Aisha calcule. «346 moins 15… 331!» Cela fait 331 jours, qu’Aisha se rend tous les après-midi à Unity Fountain, un parc au centre d’Abuja. Avec la trentaine de survivants du mouvement Bring Back Our Girls, elle réclame la libération des jeunes filles de Chibok, kidnappées l’année dernière par la secte islamiste de Boko Haram. La mère de famille a même raté la cérémonie de graduation de son fils, envoyé à l’université en Grande-Bretagne. «Plus de vacances, plus de déplacements, mon devoir c’est d’être ici. Ces lycéennes, ce sont un peu mes filles, mes sœurs. Elles auraient pu être moi»,explique Aisha, vêtue d’un long hijab, à l’ombre d’un arbre. «Comment pourrais-je rester assise chez moi, et avoir la conscience tranquille?»L’année dernière, le mouvement Bring Back Our Girls («ramenez-nous nos filles») avait mobilisé le monde entier sur le sort des 219 «lycéennes de Chibok». Depuis, le hashtag #BBOG a quasiment disparu des fils Twitter. Les lycéennes, elles, sont toujours introuvables et ont été probablement mariées à des combattants de Boko Haram.

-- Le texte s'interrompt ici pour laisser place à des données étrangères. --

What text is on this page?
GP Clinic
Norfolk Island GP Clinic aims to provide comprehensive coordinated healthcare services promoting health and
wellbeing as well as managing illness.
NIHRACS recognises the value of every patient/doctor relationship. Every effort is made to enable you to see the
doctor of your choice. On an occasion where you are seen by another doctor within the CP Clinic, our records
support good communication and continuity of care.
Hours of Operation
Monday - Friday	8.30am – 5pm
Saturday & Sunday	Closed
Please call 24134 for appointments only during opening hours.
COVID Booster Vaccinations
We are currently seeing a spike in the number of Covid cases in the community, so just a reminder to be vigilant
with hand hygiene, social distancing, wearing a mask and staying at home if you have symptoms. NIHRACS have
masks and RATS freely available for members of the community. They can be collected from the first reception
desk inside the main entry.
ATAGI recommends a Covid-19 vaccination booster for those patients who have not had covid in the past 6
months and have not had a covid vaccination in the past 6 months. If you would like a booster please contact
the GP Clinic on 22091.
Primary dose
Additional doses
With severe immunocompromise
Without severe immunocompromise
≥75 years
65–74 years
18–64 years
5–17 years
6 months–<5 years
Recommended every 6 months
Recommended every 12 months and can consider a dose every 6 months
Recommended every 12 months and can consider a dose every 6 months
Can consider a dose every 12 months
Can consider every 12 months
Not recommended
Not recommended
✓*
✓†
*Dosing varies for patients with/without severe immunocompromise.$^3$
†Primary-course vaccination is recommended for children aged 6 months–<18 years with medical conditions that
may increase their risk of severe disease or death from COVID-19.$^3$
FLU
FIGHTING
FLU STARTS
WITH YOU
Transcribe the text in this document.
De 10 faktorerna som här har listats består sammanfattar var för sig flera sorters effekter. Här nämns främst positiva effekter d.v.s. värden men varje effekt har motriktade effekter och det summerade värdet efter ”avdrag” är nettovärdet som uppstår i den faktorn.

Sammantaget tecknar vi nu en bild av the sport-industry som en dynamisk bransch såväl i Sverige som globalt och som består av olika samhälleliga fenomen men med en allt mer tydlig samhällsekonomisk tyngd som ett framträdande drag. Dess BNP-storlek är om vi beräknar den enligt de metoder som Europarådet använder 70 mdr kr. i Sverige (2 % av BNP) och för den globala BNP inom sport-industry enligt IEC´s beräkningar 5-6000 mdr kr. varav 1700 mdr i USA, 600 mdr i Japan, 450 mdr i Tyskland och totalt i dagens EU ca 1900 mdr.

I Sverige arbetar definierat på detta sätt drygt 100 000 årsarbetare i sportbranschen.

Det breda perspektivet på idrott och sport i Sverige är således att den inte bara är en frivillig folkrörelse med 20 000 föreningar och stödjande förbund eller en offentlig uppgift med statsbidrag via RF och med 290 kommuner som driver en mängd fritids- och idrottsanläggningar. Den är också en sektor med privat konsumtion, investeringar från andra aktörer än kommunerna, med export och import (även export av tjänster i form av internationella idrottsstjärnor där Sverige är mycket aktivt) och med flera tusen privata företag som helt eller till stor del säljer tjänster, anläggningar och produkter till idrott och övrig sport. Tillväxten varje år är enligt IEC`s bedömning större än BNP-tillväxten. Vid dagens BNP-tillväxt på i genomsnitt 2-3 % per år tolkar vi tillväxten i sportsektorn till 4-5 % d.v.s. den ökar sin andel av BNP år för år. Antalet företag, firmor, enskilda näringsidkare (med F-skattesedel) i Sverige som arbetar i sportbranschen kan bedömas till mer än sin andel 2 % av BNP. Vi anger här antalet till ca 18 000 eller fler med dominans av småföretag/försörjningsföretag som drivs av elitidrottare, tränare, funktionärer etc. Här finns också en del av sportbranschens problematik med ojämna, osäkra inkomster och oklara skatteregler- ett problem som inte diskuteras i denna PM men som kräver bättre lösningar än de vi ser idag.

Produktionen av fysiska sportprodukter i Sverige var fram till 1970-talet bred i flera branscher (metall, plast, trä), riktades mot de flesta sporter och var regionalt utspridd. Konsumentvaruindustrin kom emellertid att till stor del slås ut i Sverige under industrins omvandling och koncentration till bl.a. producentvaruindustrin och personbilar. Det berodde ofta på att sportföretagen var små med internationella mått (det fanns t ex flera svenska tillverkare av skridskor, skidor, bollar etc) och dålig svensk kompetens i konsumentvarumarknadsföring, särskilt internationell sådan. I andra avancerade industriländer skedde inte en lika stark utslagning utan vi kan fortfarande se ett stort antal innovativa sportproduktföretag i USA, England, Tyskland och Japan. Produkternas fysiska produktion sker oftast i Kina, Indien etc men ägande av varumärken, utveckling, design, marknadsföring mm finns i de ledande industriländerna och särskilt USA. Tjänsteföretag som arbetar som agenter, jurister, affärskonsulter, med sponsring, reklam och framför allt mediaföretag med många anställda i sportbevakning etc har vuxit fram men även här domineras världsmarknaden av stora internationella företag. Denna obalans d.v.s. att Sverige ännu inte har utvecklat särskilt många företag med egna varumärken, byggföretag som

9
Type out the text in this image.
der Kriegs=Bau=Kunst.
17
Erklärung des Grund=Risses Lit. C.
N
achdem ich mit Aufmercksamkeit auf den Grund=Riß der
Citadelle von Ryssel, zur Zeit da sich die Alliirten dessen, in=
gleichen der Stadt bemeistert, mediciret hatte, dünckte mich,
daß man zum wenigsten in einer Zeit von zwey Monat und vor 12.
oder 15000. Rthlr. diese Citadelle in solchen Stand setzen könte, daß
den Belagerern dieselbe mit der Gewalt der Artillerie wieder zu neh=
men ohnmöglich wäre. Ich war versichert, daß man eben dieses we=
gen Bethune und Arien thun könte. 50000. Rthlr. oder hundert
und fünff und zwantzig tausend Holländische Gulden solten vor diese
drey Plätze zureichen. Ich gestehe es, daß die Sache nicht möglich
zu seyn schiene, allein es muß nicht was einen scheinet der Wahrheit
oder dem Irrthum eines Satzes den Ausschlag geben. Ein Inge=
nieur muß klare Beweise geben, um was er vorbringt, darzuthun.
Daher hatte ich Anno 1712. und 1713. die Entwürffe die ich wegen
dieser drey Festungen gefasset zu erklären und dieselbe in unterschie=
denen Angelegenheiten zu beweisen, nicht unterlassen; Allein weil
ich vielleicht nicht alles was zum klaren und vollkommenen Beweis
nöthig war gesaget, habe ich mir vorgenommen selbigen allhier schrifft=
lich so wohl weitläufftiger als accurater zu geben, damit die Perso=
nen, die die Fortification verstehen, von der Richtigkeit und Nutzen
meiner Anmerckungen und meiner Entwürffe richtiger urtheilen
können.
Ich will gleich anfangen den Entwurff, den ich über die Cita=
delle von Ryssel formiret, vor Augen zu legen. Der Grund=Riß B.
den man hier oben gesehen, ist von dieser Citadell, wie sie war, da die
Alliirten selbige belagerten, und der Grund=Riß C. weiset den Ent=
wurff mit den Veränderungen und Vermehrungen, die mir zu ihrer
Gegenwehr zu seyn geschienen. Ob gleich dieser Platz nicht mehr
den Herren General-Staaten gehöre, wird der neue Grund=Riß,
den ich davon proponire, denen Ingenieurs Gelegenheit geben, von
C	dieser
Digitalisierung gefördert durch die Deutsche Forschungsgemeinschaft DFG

D’autres kidnappings plus massifs encore, d’autres tueries, d’autres massacres, toujours plus atroces et sanglants, ont fait la une de journaux depuis. Mais Aisha et ses collègues n’abandonneront jamais. Le kidnapping de Chibok est devenu un symbole. Celui, enfin, d’un peuple nigérian –chrétien ou musulman, riche ou pauvre, éduqué ou non– qui se soulève ensemble pour demander des comptes au gouvernement. Pendant six ans, le président Goodluck Jonathan a prouvé son indifférence pour lutter contre l’insurrection terroriste qui hante le nord du Nigeria. Et Boko Haram s’est répandu à travers le territoire comme un cancer, dans une indifférence quasi générale.

«AU NOM DE TOUTES LES FEMMES»

Dans la capitale, Abuja, à l’entrée de chaque centre commercial, de chaque lieu de prières, de chaque grand hôtel, des agents de sécurité vérifient que les passants ne sont pas des bombes humaines. Dans l’Etat du Borno, à l’extrême nord-est du pays, les villages sont décimés, abandonnés, calcinés. Mais il aura fallu attendre la dernière ligne droite de la campagne électorale, et les attaques répétées de son adversaire politique, pour que le président Goodluck Jonathan décide enfin d’agir, en déployant massivement l’armée et en autorisant une intervention militaire régionale sur son territoire. Les campagnes de communication sur les exploits contre les insurgés passent en boucle à la télévision depuis deux semaines.

«Nous ne sommes pas dupes, martèle Aisha. On ne réglera pas cette guerre en six semaines.» Aisha s’est habillée d’un long voile qui la recouvre des pieds à la tête, mais elle a toujours été rebelle. Elle déteste autant la radicalisation de l’islam que l’incapacité de son gouvernement à l’empêcher. Petite, déjà, elle osait répondre à son père, lorsqu’elle se sentait victime d’une injustice. Elle ne s’est jamais excusée «par politesse», face aux hommes. «Je ne suis pas là seulement pour les filles de Chibok, je suis là au nom de toutes les femmes qui ont moins de droit que les hommes, pour celles qui n’ont pas accès à l’accès à l’éducation et qui n’osent pas avoir de rêves.» Lorsque Boko Haram a prêté allégeance à l’Etat islamique, le mois dernier, son fils lui a envoyé un texto de Londres. Il s’inquiétait pour elle, pour son pays. Elle a répondu: «On continue le combat. On tient bon.»